After washing away the dust from the tub, I filled it all the way with hot water and "mimosa" scent bubble bath. Oh man this is going to feel good. I need this. Mia has been screaming nonstop day and night pretty much since she emerged from the womb last year.
I step in. Ahhh. Nice and hot.
Man I need to shave my legs...
Ok after washing my face I lean against the tub. My back cracks.. again it cracks. It sounds like someone just put an ice cube in a cup of boiling water.
I close my eyes... and hear ... what else?... crying.
I tell myself, 'this is your alone time, let him take care of the kids.'
I sink lower.
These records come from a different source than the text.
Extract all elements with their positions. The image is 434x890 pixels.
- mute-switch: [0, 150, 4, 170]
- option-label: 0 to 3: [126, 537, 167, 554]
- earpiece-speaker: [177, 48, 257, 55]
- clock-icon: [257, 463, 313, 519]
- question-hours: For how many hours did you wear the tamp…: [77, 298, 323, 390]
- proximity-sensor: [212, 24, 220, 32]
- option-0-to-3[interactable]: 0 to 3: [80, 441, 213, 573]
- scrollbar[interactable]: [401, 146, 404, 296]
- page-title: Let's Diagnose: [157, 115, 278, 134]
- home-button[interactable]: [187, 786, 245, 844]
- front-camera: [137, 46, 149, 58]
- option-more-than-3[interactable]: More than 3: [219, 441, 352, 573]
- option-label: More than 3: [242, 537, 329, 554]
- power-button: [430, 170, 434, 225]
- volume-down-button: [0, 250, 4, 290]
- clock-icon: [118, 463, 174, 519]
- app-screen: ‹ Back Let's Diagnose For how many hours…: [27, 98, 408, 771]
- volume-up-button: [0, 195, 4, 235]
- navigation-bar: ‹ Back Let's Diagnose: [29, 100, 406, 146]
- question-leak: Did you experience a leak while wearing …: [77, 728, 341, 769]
I try and relax, and swish what are left of the bubbles around the tub. My feet are dirty from chasing the girls - and the dog - in the grass earlier.
I tap on the tub, knowing that below me is the kitchen, and surely someone will hear that and know either I need something or he should come upstairs.
Doesn't he know they are in side-by-side cribs, and one can wake the other!?
I pound my foot on the bottom of the tub. Everything jiggles and I'm not talking about the bubbles, which pretty much have evaporated now anyway. Man I need to workout.
I get out of the tub and run down the hall, dripping in a towel.
Surprisingly Mia is sleeping despite Téa sitting up howling for attention. I attempt to calm her with her paci -- she probably doesn't feel well because she had a temperature of 101 earlier. Put her back in the crib, but she's still whimpering and squirming. I'm dripping on her.
I pick her back up, walk her to the pack and play in the guest room before she wakes up The Bad One.
|Too bad I never enjoyed it.|
Swaying with her, my towel drops and now the air vent is blowing cold air up my naked butt and I'm freezing. I lay her down, grab my towel and sneak out.
I go halfway down the stairs to "softly yell" at someone watching tv, "CAN'T YOU HEAR HER CRYING, I'M TRYING TO TAKE A BATH!"
Someone tells me he didn't hear because he was wiping a little someone's butt downstairs.
I go back upstairs and dip back into my tub, which is now tepid and not even remotely warm at this point.
Damnit I'm going to take a bath.
Wash my hair in the coldish water. Damn I need to shave my legs, bad.
Try and pretend that I'm having a nice bath, but I'm wondering just how many minutes have to pass before it's worth it -- putting all this water in here for the sake of 'relaxation.'
The bath water is now visibly dirty and cold. I may as well be bathing in the Ohio River right now.
I pick up the razor. I do a couple lines. Dang is this razor dull.. or are my legs... errr..
Cries and whimpering.
So I'm sure you know what happens at this point.
The kids come first. I guess they always will, right? This silly 'bathtime indulgence' of the past will probably never happen again - at least not any more frequently than 9 months at a time.
I guess that's ok right now. I can live with 45 second showers (literally that's all I have time for some days).
Oh... it's about seven minutes. That is the approximate time lapse of submersion in the tub where it has been worth it and you can drain the cold, dirty water without feeling like you wasted a good $15 of the Boone County Water District's reserves.